I’ve also submitted the venue programme entry. A couple of days late but the girl in charge was friendly enough about it. I explained deceitfully that I’d been on holiday. Obviously I could have been more organised before I left but she obligingly didn’t mention that.
It’s a funny thing deciding on the programme wording. How to sum up the mastery of your pride and joy in 40 words that won’t fail to charm a prospective audience faced with a few thousand alternatives?
I assume some basic rules. Mention the author (if it’s going to help your case). I cheerfully bandied previous festival show authors’ names all over our publicity as if they were some kind of good luck charm. Or endorsement of our efforts. Whereas patient amateur audiences in particular know full well that simply performing something is no guarantee of any quality of the end product.
I endeavour to mention previous sell out productions. In this case, I’m thwarted as it seems dishonourable to mention my sellout fringe production of Sarah Kane’s “Crave” three years ago. I don’t think our production of Mark Ravenhill’s “Some Explicit Polaroids” two years ago ever sold out. And much as the festival show that I featured in last year sold out, it was more or less nothing to do with me and everything to do with the Royal Bank of Scotland. So that would be dishonourable on a whole new level.
Finally, I like to feature quotes from respectable sources. I fear that this is the frustrated academic in me as I constantly endeavour to do the same in wholly inappropriate work documents. A habit which once charmed one client but tends more usually to appal people with my pointless pedantry. The problem of course is that none of these respectable sources are ever talking about us but about other productions of the same play.
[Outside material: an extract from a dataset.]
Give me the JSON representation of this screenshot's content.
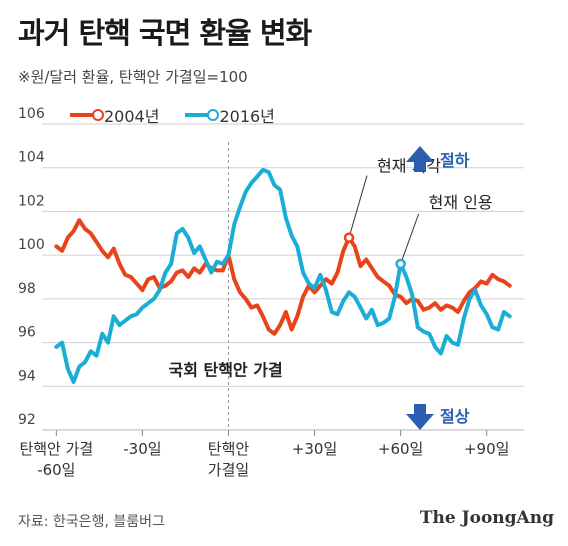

So stealing their words is clearly cheating. But no-one has caught up with me yet.
So this year’s effort, our programme entry shall read as follows:
From award-winning writer Abi Morgan, a tale of two friends who fall in love with the same girl. Memories collide, electricity crackles. But what is fate and what is just coincidence?
“A play of remarkable intensity and richness.” Time Out
Must make sure we get some electricity SFX.